5. A rigorous understanding of how information flows
Semantic analysis, Big Data techniques and better tracking in general will help us to develop better insight into the who, what, when, where and why of information flow. In other words, how much of the right stuff is getting to the right place in the right context and the right time? Can we depend on it and when? Can we juice the system? Can we game it? How?

We’ll end the year with a better catalog of the different types of information flows from the formal to the informal, from the active to the passive, from intentional to accidental, mundane to urgent. What is now obscure research will emerge to help us understand what it takes to connect dots, and recognize black swans. ‘Serendipity’ will mature from a miracle we hope will drop from ‘social’ heaven, into an art, even, perhaps, a science.

Tech will stop hiding behind culture’s skirts.
In 2013, we will stop trying to prove that streams, microblogs and communities equate to a Social Workplace or Social Business. We will use the last five years of social technologies to help us discover the next five years of business technology. The business paradigm must shift. Massive cultural changes must advance. But technology is not nearly ready to rest on its laurels. In 2013 Technology will peek out from behind Aunty Culture’s skirts and lead. Next year will bring disruptive leaps of insight into knowledge work and collective intelligence that will eventually usher in the most innovative period in business since the industrial revolution.

The best is yet to come.

4 comments

  1. A great post and so many aspects to consider. Two challenges I see that have to be overcome are:
    1. Technology Overwhelm – this is where a solution which may well help a person become more efficient, with greater knowledge and higher job satisfaction, doesn’t get used because the time it takes to learn how to use it cant be found or committed to.
    2. Demotivation – caused by other people’s apathy or reluctance to embrace the technology or participate in the ‘social’. This impacts anyone who has dealt with No1 above and more critically the senior management, project leader or MD who is trying to get the company to become social. I appreciate this is the culture bit but where is the sysmic cultural shift going to come from that gets the whole team on board? People hanging on to old ways of working and ideas of what their job is not, form a large percentage of many organisations. Moving them on takes time and is fraught with risks of tribunals. At the other end of the labor force you might think young people are bringing these attitudes to collaborative ways of work into the job. Unfortunately in my experience the majority bring little else but an expectation to be shown what to do. The education system certainly isn’t teaching it. The result is a classic chicken and egg situation that is likely only to be solved where the evidence and thus the motivation is great enough to convince people to overcome the technology overwhelm. Then if the social delivers improved performance, efficiency, results, joy people will be motivated enough to see through the evolution/transformation of their personal role and the business.

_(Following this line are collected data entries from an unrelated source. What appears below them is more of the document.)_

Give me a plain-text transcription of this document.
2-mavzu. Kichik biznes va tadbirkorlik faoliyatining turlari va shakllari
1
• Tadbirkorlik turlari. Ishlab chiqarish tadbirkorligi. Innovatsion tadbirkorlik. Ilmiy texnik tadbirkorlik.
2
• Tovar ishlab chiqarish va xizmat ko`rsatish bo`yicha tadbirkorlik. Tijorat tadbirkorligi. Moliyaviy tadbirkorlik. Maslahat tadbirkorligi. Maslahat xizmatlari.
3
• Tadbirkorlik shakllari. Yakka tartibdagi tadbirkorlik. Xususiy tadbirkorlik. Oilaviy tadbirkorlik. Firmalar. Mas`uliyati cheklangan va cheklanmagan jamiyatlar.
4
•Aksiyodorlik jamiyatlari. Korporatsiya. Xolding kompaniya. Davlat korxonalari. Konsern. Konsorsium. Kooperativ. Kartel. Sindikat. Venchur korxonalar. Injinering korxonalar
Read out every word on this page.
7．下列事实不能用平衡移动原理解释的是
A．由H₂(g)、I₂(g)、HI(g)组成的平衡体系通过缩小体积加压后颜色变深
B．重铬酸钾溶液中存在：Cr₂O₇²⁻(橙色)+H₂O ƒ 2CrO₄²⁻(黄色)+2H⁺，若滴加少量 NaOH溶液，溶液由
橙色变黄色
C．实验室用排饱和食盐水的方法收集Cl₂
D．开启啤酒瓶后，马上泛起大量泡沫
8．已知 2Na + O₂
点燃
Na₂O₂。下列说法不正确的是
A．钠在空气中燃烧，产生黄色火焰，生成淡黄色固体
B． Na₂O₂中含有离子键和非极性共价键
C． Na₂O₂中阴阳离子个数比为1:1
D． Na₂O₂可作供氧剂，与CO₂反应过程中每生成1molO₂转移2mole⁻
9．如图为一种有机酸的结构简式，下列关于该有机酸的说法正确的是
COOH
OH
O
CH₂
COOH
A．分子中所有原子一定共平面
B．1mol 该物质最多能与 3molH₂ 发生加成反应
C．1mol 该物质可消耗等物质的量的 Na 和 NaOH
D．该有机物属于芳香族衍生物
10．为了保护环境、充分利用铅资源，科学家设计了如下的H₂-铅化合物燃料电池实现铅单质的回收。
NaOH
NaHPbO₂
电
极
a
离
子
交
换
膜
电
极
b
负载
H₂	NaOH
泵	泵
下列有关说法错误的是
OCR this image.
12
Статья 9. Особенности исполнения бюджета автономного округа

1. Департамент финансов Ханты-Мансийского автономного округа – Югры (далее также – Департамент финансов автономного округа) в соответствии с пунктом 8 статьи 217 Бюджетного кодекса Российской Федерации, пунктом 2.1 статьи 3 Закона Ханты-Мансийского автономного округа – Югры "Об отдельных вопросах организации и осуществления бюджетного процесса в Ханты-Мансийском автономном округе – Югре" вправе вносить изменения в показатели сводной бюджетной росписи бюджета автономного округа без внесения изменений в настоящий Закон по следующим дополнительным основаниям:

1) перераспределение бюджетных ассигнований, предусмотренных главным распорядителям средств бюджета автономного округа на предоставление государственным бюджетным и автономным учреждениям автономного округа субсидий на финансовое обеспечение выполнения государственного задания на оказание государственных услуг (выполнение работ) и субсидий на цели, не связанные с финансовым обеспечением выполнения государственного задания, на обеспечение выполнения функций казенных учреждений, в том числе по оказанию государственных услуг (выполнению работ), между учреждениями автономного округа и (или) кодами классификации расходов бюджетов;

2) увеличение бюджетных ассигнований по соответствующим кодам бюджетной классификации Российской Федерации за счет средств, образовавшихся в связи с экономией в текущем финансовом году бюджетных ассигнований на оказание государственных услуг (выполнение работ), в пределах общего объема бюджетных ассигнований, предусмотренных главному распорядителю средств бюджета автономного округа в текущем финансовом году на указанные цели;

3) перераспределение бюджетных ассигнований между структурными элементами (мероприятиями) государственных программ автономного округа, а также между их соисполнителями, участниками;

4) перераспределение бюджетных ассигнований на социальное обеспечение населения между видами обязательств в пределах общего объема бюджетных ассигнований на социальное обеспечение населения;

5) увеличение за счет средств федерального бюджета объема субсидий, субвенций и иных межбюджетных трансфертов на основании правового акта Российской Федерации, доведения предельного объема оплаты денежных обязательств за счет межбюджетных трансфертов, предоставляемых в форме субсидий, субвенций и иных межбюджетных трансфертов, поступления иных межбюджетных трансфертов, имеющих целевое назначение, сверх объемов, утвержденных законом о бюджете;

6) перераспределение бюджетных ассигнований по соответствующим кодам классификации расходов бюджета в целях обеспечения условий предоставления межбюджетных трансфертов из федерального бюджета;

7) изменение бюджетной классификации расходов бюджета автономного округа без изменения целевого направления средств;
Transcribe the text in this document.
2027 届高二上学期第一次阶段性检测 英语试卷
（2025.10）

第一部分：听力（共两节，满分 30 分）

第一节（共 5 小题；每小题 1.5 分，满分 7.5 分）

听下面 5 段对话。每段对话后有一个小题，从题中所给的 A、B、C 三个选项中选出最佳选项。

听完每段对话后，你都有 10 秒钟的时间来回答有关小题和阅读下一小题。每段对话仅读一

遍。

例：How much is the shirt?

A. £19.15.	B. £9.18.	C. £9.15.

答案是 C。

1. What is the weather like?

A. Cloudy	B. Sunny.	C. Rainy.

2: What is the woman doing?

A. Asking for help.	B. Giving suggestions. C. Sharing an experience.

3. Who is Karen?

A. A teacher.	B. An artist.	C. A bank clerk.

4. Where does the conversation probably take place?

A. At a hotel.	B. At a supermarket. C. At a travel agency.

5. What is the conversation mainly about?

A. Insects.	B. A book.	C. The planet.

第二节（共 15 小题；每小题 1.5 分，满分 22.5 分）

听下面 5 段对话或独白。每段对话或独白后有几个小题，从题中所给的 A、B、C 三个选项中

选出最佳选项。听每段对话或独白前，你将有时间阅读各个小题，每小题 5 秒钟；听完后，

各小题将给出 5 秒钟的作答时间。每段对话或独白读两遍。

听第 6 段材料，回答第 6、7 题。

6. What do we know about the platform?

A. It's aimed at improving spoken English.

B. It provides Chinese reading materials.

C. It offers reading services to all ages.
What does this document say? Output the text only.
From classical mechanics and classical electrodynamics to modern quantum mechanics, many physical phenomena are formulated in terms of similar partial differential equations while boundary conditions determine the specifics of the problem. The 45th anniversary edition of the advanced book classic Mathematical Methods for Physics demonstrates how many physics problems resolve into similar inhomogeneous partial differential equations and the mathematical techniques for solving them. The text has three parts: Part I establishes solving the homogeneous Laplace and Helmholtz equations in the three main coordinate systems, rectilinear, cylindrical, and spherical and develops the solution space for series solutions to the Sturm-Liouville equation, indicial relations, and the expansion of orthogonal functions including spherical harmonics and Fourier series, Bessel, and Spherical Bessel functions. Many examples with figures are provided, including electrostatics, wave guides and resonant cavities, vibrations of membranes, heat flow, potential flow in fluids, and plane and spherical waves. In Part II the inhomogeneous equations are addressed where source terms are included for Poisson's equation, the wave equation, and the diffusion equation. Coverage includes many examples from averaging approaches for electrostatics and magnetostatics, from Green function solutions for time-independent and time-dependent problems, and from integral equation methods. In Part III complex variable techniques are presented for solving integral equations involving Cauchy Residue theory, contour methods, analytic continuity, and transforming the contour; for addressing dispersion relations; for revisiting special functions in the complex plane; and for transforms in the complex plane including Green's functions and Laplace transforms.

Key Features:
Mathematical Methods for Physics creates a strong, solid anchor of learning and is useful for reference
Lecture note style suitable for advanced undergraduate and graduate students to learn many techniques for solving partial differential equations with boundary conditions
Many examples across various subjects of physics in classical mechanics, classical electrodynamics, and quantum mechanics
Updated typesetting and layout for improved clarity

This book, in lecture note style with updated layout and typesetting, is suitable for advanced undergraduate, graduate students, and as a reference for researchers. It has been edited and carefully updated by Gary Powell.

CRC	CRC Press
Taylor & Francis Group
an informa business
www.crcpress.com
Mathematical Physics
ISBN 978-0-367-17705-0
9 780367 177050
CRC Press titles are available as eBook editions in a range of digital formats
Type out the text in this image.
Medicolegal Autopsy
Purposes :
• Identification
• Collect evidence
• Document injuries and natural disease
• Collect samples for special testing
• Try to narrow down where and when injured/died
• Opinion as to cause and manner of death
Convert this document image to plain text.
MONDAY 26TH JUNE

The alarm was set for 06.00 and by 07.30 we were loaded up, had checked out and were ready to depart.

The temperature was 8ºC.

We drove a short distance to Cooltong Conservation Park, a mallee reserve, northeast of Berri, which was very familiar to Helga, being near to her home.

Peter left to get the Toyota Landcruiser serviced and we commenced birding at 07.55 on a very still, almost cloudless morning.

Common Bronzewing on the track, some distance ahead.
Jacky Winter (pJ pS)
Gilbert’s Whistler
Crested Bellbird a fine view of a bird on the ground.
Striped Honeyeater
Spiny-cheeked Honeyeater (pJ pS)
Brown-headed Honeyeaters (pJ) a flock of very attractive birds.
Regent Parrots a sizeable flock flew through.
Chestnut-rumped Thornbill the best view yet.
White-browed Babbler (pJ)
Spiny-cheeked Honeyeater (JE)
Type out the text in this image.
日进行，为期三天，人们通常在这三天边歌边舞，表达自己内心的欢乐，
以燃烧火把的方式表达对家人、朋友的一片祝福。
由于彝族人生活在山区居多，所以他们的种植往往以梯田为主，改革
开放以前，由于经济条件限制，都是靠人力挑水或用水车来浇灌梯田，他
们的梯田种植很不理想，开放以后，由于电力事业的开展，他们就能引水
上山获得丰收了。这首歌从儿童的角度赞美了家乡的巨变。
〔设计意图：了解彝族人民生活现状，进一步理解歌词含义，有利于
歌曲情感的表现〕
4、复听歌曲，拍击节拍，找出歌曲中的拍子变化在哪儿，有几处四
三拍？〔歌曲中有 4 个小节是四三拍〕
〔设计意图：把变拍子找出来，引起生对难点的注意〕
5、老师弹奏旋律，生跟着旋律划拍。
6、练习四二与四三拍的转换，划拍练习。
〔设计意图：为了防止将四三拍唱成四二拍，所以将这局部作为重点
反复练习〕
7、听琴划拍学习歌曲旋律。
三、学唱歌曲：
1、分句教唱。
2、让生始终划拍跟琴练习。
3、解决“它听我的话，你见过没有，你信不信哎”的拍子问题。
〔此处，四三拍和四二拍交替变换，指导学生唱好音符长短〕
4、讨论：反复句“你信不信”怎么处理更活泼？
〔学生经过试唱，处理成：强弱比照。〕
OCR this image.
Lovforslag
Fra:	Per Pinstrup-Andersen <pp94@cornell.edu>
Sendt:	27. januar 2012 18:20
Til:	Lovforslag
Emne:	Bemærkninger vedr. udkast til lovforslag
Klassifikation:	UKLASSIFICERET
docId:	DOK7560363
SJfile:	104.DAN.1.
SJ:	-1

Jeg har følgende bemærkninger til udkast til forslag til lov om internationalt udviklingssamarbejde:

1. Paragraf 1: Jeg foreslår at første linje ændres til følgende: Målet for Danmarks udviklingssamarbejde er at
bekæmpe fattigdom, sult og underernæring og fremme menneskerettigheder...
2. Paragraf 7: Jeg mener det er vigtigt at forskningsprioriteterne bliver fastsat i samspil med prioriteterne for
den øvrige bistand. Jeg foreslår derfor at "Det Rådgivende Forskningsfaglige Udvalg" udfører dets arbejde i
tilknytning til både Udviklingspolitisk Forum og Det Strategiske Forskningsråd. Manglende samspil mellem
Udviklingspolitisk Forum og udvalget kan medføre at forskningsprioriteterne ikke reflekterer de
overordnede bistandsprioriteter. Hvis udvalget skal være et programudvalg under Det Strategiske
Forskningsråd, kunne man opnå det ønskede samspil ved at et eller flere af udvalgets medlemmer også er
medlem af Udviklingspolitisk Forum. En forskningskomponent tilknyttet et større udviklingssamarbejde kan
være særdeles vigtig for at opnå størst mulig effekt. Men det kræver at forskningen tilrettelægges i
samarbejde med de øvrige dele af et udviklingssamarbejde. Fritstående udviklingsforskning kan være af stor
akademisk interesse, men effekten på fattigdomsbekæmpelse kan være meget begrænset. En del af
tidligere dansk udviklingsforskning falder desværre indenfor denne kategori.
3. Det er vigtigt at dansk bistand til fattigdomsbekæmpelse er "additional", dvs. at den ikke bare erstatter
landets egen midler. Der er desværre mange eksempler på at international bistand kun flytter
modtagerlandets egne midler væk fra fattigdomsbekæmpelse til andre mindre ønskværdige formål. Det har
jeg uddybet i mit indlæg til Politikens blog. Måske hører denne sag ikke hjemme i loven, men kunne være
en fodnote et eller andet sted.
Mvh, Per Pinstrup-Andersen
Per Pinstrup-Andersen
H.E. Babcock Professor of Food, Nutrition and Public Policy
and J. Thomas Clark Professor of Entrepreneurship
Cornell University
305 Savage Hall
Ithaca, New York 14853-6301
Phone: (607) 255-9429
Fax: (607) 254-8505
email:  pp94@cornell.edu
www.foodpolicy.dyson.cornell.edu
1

    From my experience where this doesnt happen the social initiative fails; those that were good at it leave and the company is left worse off than when it started. Not exactly the holy grail of social business and a model that delivers the desired solution is indeed required.

  2. thanks, Jonnie. You are absolutely right, of course. Particularly about the answers beginning in grade school (and before). We will see deeper insight this year – not just “its so great” but why and how, as the old school method’s collapse accelerates. There’s much more to be done. This has always been my product adoption mantra: increase push (promotion), increase pull (value) and eliminate barriers. All three still need doing. I look forward to getting to know you better in 2013.